After I found a Spiranthes growing in my front yard, my mother-in-law was determined to find some of her own.  She found a group of several on a hill on their property.  As an experiment, she dug up all but one of these plants carefully and placed the clumps of soil in four different pots.  She gave two pots to me and kept two for herself.  She also marked the one left in the ground by placing a couple of pieces of scrap wood around it.  In addition, I had potted one Spiranthes I found growing in my neighborhood.

I placed the three pots in my greenhouse and enjoyed the little time left they had of their dainty white blooms.  Then they turned brown and have just sat there.  I've wondered whether bringing them into a year-round warm environment would mess up their natural cycle of seasons they would have otherwise experienced in the ground outdoors.  Recently my two pots from my mother-in-law of dead stalks started to change - green leaves began to emerge from the soil, right next to each deceased stem.  At first I wasn't sure that it had anything to do with the Spiranthes, thinking maybe it was just something else in the soil (maybe even a grass) that was  coming up.  But I realized that the leaves were directly associated with each of my old Spiranthes stems.  And then about a week later a couple of leaves broke through the soil surface in the potted Spiranthes from my neighborhood.

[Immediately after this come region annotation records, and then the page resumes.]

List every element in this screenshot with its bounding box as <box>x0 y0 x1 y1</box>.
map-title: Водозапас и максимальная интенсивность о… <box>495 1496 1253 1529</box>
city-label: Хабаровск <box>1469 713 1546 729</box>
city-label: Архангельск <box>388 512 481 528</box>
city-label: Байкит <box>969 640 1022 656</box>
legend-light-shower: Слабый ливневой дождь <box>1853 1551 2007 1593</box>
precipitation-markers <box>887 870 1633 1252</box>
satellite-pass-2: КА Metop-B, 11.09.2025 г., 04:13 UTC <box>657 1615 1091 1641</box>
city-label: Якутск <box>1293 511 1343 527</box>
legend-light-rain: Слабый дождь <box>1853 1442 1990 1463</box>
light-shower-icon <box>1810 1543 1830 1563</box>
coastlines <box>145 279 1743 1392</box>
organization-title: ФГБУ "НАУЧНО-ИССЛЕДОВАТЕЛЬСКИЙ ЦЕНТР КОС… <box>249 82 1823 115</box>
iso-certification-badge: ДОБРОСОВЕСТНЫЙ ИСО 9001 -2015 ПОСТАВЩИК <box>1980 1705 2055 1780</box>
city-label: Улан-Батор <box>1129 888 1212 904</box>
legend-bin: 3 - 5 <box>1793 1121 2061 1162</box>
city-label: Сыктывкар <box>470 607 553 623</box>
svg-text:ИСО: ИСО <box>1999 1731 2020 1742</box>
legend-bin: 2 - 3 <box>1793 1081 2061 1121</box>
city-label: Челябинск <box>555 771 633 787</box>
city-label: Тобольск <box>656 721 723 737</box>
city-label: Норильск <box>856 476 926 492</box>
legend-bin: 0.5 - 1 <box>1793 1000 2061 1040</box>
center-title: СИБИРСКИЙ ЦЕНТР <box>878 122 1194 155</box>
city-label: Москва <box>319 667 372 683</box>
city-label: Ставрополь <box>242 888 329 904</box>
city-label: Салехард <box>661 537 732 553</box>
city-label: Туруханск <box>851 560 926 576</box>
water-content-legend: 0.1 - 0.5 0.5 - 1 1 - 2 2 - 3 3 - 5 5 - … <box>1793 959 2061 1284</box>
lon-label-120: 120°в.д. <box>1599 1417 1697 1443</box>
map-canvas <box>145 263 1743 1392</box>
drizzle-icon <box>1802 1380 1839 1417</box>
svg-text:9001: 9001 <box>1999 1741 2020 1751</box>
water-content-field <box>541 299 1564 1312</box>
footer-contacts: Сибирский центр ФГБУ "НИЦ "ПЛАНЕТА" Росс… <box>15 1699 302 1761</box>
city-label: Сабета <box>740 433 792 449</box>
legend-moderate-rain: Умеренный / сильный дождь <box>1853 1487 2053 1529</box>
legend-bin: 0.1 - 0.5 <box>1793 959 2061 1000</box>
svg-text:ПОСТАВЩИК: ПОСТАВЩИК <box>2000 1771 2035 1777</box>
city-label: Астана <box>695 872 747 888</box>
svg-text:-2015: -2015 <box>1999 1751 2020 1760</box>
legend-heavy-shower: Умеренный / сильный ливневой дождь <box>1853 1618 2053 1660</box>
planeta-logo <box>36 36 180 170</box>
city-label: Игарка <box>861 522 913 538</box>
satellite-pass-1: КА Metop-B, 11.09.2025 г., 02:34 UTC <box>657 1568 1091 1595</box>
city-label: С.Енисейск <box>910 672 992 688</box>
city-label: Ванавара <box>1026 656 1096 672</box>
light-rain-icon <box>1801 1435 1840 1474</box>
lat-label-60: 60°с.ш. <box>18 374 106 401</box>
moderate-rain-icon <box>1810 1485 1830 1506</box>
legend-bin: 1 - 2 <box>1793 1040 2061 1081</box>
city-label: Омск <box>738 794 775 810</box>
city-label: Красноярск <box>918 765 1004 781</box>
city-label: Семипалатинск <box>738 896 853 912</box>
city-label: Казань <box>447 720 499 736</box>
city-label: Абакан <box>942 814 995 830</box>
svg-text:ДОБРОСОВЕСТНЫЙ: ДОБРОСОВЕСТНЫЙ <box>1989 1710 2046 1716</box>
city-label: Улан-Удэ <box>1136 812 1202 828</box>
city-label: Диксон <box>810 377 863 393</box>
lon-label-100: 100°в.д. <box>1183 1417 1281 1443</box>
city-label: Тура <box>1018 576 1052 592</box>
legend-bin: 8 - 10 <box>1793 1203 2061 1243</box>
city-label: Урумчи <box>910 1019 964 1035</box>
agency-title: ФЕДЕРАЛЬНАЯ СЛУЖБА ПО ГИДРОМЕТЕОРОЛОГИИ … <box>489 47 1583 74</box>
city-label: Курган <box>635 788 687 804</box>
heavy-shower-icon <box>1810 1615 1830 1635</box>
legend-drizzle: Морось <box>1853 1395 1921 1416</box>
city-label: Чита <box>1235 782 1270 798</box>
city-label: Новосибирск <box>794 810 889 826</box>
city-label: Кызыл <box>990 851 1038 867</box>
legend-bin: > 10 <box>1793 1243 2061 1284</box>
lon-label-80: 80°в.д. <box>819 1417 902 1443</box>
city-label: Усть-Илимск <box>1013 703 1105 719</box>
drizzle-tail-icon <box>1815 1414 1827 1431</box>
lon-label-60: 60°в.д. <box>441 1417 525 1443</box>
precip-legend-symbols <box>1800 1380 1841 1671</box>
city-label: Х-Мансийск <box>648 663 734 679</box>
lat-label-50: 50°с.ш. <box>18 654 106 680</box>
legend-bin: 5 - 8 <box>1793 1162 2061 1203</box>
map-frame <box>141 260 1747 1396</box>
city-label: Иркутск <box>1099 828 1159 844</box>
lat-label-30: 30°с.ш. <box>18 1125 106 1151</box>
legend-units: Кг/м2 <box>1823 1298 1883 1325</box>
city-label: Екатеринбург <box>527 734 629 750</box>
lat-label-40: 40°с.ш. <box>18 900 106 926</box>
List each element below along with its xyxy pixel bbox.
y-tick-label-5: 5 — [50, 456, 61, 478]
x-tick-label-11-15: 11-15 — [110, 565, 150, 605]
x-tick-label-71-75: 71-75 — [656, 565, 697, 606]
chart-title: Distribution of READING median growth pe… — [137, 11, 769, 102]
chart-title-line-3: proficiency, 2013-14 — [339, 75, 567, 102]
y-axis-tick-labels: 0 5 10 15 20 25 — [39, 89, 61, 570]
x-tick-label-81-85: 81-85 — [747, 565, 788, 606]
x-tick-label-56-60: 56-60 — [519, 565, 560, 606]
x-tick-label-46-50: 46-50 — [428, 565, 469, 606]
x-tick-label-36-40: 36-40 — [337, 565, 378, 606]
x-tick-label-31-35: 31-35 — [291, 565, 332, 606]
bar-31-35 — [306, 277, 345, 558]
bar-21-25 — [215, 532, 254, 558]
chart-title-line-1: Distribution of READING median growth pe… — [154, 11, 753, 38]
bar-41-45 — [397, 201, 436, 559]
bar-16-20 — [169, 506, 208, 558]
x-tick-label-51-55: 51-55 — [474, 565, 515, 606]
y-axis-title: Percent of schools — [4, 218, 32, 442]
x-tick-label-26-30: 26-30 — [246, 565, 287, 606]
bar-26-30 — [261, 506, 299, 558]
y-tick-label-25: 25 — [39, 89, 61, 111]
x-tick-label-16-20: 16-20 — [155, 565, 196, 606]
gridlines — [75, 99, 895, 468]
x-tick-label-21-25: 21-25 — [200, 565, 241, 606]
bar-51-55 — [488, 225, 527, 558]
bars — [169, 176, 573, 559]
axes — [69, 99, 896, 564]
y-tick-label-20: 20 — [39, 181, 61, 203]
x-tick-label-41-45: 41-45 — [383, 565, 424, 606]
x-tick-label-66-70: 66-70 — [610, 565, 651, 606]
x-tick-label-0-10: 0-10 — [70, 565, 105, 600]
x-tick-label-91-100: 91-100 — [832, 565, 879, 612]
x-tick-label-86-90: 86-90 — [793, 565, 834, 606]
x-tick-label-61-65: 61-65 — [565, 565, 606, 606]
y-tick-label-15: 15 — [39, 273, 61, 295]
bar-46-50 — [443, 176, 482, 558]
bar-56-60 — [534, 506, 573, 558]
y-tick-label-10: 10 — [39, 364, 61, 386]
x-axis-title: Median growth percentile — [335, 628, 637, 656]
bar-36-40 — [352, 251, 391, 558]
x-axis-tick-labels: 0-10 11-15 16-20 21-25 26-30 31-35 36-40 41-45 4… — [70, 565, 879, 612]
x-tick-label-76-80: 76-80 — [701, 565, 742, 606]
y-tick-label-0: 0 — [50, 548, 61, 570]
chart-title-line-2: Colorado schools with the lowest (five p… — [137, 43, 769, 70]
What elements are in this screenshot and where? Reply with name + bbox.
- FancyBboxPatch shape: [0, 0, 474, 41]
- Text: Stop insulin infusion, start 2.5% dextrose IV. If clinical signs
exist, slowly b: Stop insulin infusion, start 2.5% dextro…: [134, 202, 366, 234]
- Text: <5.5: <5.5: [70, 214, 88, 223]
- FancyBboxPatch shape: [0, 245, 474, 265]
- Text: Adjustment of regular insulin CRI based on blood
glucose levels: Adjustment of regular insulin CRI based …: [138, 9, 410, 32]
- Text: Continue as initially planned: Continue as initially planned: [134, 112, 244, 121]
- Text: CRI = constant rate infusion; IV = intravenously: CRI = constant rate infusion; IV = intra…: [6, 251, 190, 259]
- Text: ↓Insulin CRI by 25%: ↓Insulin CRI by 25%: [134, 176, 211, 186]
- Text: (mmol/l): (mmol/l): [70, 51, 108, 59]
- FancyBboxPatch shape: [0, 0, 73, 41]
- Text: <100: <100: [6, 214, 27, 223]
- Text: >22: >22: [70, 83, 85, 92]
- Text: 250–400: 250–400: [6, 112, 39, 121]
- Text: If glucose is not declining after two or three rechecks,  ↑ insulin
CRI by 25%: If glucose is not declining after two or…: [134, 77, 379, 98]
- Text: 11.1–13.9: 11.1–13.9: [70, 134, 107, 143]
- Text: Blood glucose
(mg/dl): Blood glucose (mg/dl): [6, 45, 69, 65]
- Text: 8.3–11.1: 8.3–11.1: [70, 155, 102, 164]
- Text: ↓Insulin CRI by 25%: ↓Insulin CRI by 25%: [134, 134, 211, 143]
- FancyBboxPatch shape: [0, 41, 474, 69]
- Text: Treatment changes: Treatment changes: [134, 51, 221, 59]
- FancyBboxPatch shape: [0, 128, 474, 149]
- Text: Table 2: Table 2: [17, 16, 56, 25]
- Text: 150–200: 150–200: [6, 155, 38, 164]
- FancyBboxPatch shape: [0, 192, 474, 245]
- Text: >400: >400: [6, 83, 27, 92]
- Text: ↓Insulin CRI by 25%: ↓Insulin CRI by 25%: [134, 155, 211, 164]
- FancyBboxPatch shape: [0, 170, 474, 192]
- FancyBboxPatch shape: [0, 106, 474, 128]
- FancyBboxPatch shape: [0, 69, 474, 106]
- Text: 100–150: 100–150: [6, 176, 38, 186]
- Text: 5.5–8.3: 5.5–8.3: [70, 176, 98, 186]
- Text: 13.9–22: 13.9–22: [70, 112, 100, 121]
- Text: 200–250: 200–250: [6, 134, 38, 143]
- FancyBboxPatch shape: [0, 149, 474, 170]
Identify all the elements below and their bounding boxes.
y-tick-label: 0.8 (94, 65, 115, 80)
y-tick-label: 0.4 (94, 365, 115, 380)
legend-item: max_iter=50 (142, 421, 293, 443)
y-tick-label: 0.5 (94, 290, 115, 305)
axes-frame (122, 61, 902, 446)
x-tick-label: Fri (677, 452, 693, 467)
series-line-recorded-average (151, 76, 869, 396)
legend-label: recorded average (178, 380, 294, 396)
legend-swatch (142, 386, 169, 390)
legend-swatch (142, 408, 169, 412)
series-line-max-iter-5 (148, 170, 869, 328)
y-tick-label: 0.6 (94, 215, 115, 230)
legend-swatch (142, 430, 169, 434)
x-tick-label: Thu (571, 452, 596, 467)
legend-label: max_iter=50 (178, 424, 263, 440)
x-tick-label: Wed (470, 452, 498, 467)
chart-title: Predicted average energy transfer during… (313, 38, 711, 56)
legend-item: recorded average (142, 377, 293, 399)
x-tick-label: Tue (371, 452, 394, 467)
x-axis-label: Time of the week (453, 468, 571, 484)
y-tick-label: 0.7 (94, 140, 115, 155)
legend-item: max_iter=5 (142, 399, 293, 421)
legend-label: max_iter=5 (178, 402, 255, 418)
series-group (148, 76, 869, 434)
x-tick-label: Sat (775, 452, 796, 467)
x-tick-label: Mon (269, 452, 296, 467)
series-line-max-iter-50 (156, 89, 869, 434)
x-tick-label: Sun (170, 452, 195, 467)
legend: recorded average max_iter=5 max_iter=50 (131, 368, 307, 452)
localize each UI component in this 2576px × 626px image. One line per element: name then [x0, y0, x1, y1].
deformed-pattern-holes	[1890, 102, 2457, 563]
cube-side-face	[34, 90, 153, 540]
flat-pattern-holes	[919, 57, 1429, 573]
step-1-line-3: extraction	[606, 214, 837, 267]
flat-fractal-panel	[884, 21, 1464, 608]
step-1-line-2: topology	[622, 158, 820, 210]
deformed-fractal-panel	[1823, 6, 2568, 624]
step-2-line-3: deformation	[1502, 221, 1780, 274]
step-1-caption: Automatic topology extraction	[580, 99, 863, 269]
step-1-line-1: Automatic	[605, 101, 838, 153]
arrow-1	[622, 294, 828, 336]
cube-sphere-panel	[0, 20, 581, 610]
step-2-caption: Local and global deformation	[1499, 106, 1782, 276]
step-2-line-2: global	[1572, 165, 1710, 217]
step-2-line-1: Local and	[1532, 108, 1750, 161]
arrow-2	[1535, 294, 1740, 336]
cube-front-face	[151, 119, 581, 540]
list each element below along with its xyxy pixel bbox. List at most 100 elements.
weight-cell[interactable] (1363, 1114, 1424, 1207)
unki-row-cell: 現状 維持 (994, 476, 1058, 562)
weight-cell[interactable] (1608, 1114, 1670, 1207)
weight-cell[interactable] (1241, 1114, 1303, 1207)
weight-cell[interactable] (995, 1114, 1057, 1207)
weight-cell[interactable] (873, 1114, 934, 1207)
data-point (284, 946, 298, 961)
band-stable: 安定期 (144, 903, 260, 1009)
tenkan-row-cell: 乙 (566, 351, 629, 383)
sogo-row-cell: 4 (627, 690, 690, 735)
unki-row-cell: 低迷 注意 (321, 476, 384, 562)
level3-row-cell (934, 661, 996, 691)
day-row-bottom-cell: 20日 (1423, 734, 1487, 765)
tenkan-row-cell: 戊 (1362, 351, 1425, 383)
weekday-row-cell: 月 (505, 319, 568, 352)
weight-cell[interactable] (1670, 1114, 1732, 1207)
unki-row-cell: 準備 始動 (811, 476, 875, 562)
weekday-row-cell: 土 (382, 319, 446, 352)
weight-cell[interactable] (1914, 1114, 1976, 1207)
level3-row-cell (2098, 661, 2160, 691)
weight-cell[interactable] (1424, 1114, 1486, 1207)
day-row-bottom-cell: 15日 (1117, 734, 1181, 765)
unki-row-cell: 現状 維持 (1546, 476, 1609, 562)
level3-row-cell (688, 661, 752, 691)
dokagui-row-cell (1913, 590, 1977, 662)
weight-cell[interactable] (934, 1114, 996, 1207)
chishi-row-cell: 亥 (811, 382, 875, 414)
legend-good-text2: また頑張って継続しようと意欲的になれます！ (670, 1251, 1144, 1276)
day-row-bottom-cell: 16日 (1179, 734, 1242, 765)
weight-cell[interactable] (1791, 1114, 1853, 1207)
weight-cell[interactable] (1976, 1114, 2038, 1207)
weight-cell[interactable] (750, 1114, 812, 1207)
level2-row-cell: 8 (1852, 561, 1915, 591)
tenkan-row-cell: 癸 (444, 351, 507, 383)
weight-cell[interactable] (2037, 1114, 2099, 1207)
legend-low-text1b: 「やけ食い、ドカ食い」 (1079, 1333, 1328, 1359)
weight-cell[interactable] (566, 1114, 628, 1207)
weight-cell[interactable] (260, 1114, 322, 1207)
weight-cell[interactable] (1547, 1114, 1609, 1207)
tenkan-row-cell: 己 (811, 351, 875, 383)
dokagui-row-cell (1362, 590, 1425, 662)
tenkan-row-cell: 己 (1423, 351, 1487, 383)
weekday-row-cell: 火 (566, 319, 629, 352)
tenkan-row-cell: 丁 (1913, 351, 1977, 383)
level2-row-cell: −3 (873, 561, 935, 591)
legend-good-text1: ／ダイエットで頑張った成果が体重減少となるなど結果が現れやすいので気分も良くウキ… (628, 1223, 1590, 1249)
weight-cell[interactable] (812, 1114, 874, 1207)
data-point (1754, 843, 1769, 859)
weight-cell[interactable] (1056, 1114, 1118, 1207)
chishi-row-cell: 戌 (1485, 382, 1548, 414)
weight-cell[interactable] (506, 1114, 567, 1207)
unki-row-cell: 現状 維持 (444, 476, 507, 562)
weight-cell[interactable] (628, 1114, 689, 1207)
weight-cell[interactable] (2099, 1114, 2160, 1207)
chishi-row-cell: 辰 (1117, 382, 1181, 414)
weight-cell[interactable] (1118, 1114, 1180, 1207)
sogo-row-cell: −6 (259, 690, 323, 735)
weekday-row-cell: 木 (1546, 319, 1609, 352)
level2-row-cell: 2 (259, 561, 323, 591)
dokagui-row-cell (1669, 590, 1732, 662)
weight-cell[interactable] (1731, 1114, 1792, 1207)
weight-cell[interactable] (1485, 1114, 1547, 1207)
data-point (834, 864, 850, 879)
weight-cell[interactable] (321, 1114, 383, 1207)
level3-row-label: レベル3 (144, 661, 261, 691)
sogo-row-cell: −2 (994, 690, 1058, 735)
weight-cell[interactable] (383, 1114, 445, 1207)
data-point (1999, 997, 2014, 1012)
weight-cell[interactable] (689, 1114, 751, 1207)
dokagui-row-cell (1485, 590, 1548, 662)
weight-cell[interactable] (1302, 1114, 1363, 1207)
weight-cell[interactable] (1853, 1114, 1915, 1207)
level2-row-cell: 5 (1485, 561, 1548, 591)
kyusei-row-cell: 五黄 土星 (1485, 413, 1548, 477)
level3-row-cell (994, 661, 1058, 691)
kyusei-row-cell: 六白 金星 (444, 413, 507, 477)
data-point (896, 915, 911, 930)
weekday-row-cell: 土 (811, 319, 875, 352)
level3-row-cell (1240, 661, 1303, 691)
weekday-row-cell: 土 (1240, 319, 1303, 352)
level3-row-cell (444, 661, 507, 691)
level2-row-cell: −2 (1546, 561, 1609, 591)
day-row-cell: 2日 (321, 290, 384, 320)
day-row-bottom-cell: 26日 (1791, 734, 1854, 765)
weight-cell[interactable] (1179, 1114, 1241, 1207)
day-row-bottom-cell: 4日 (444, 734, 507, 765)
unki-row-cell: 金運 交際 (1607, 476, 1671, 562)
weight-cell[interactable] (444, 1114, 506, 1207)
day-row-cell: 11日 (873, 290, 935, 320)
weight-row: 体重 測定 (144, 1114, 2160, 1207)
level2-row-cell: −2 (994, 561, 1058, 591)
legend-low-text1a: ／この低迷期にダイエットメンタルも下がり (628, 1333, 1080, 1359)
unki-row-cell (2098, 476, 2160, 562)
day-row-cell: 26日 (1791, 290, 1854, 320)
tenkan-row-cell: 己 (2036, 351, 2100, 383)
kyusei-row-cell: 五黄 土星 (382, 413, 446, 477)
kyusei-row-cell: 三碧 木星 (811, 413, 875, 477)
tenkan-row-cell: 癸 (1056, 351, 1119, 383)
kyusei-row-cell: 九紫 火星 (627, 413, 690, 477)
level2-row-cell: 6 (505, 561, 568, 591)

New leaves emerging from my Spiranthes tubers
Now there is a rosette of 3 or 4 small leaves surrounding each deceased stem and they are coming up from more than one location, making me think the Spiranthes tubers have produced offsets under the soil.  I checked to see if the marked Spiranthes still in the ground at my in-laws house was also producing these leaves and it is not.  Right now my theory is that the potted Spiranthes are taking advantage of what they must consider a warmer than normal Fall and going for another round.  They may or may not send up another flower stem.  They might just be putting up leaves to produce chlorophyll and energy which can be transferred to the tubers as stored energy for next year's growth.  Either way, it's an interesting experiment.  Since Spiranthes are so wide spread in the United States, I'm not at all worried about experimenting with these volunteers that came up in our yards.  Hopefully I'll have something exciting to report in a couple of weeks time.